How to Get Rid of the Orange Tint in Henna

Become a redhead without chemicals.

Photo: Amos Morgan/Photodisc/Getty Images

Henna is made from plant leaves that are crushed into powder form, and when you mix the powder with liquid, it stains your follicles. If you've had it with hair-frying chemical colorants, henna can work as a natural alternative, though the range of shades this organic stuff can give you is much more limited. Basically, you're going to end up with a shade of red. If you want to avoid the more orange end of the henna color spectrum, you'll have to learn how to use henna like a pro and get crafty with your mixture.

1.

Use a henna brand that's made from fully mature leaves to achieve a richer, deeper color red. Some brands of henna are made from leaves that are harvested before they're able to fully mature, and these pubescent leaves can dye your hair a lighter yellowish red or orange. If you're not sure whether your henna is all grown up or not, call the manufacturer and ask.

2.

Let that goop percolate for a seriously long time on your hair.
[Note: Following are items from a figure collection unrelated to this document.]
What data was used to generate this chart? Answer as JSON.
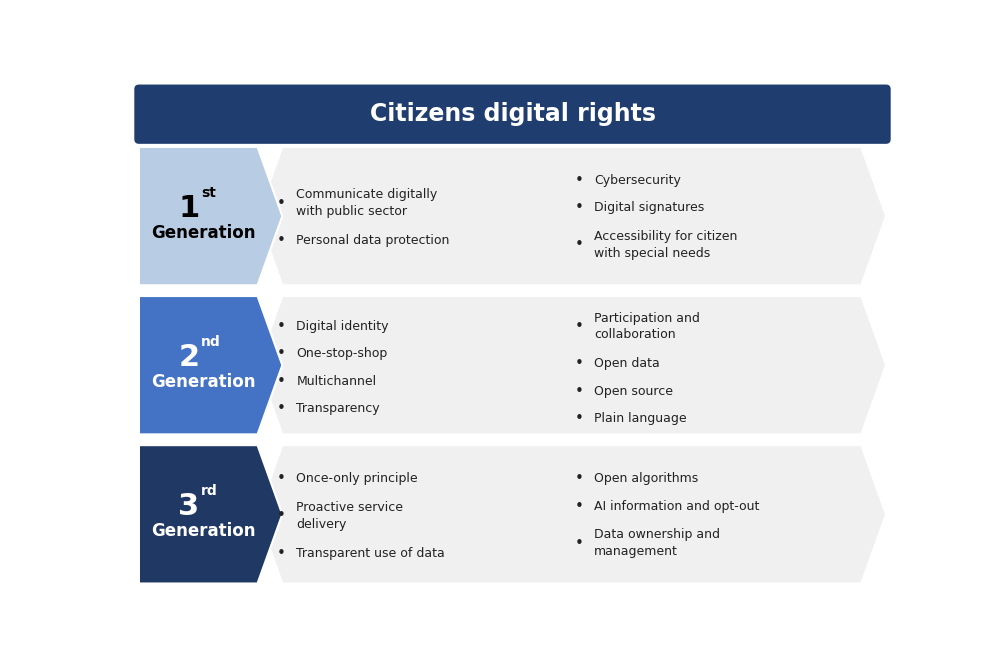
{
  "title": "Citizens digital rights",
  "title_bg": "#1f3d6e",
  "title_text_color": "#ffffff",
  "background_color": "#f0f0f0",
  "outer_bg": "#ffffff",
  "rows": [
    {
      "label_line1": "1",
      "label_sup": "st",
      "label_line2": "Generation",
      "arrow_color": "#b8cce4",
      "text_color": "#000000",
      "left_bullets": [
        "Communicate digitally\nwith public sector",
        "Personal data protection"
      ],
      "right_bullets": [
        "Cybersecurity",
        "Digital signatures",
        "Accessibility for citizen\nwith special needs"
      ]
    },
    {
      "label_line1": "2",
      "label_sup": "nd",
      "label_line2": "Generation",
      "arrow_color": "#4472c4",
      "text_color": "#ffffff",
      "left_bullets": [
        "Digital identity",
        "One-stop-shop",
        "Multichannel",
        "Transparency"
      ],
      "right_bullets": [
        "Participation and\ncollaboration",
        "Open data",
        "Open source",
        "Plain language"
      ]
    },
    {
      "label_line1": "3",
      "label_sup": "rd",
      "label_line2": "Generation",
      "arrow_color": "#1f3864",
      "text_color": "#ffffff",
      "left_bullets": [
        "Once-only principle",
        "Proactive service\ndelivery",
        "Transparent use of data"
      ],
      "right_bullets": [
        "Open algorithms",
        "AI information and opt-out",
        "Data ownership and\nmanagement"
      ]
    }
  ]
}
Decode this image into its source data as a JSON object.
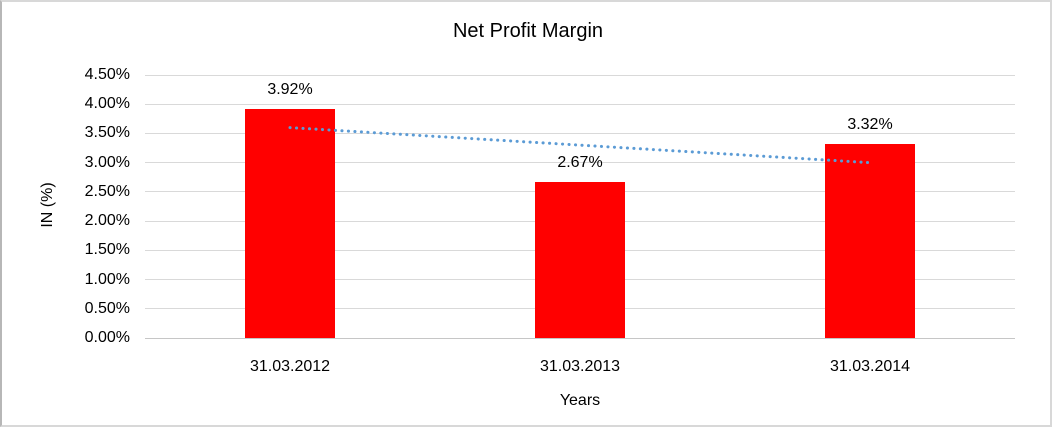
{
  "chart_data": {
    "type": "bar",
    "title": "Net Profit Margin",
    "xlabel": "Years",
    "ylabel": "IN (%)",
    "categories": [
      "31.03.2012",
      "31.03.2013",
      "31.03.2014"
    ],
    "values": [
      3.92,
      2.67,
      3.32
    ],
    "data_labels": [
      "3.92%",
      "2.67%",
      "3.32%"
    ],
    "yticks": [
      "4.50%",
      "4.00%",
      "3.50%",
      "3.00%",
      "2.50%",
      "2.00%",
      "1.50%",
      "1.00%",
      "0.50%",
      "0.00%"
    ],
    "ylim": [
      0,
      4.5
    ],
    "ytick_step": 0.5,
    "grid": true,
    "legend": false,
    "bar_color": "#ff0000",
    "background_color": "#ffffff",
    "gridline_color": "#d9d9d9",
    "trendline": {
      "type": "linear",
      "style": "dotted",
      "color": "#5b9bd5",
      "start_value": 3.6,
      "end_value": 3.0
    }
  }
}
Henna isn't like traditional dye, which alters your shade in the time it takes to get a pizza delivered. Henna takes awhile to sink in, and the longer you let it sit on your head the darker and more vibrant your color will be. Try to let henna do its thing for at least a few hours if not longer.

3.

Add natural darkening ingredients to your henna mixture to zap unwanted orange shades. Try adding red wine for a deeper burgundy shade, or try dumping some black coffee into your henna for a darker reddish-brown color. Use brewed coffee -- not lumpy, dry coffee grounds.

4.

Mix different henna colors. Yes, traditional henna stains your locks red, but henna products with indigo added -- aka black henna -- give you a much deeper color. If you want to stay slightly red without going into orange territory, try mixing red and indigo henna.

Things You'll Need

 

1.Red wine

3.Indigo henna

2.Black coffee

 

Tips & Tricks

 

Fresh henna generally works better than stale, old henna.

Just because henna isn't permanent doesn't mean you should start playing mad scientist without doing some tests first. Do a strand test to make sure you don't end up with a color you can't stand.